Falsches Fett zur falschen Jahreszeit ist ungesund, so lässt sich denn auch eine Untersuchung an Mäusen zusammenfassen, die im Oktober im Wissenschaftsjournal Science veröffentlicht wurde. Das Team um den Neurologen Louis Ptacek von der University of California in San Francisco wollte untersuchen, wie sich Ernährung und die biologische Uhr im Jahreslauf gegenseitig beeinflussen.
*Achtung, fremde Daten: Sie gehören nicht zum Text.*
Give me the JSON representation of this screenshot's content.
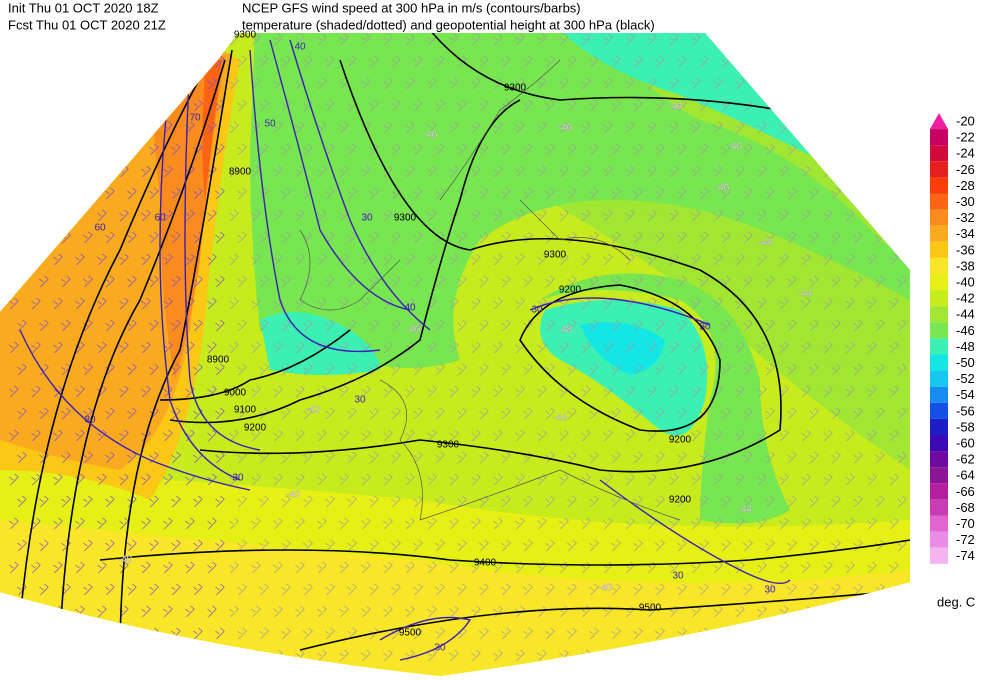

In ihren Fütterungsversuchen an Mäusen konnten die Forscher beobachten: Tiere, die im Winter überwiegend Nahrung mit gesättigten Fettsäuren zu sich nehmen, wie sie normalerweise eher im Sommer verfügbar ist, passten sich nicht so gut an kürzere Tageslängen an; die mit viel gesättigten Fettsäuren ernährten Mäuse wurden nachts später aktiv. Butter hat wenig ungesättigte Fettsäuren, Nüsse und pflanzliche Öle hingegen meist reichlich. Besonders deutlich war der Unterschied bei gehärteten Fetten, schreibt das Team. Solches wird aus technischen und Kostengründen oft in industriell gefertigter Nahrung verwendet. Aber ob solche Nahrung Menschen auch bequemer und dicker macht? Ob gesättigtes und gehärtetes Fett bei Menschen zu pralleren Speckdepots führe, sei mit ihrer Arbeit nicht gezeigt, schließen Ptacek und Team. Aber solange die Pfunde im Frühjahr wieder schwinden, spricht auch nichts gegen ein paar Kekse im Winter.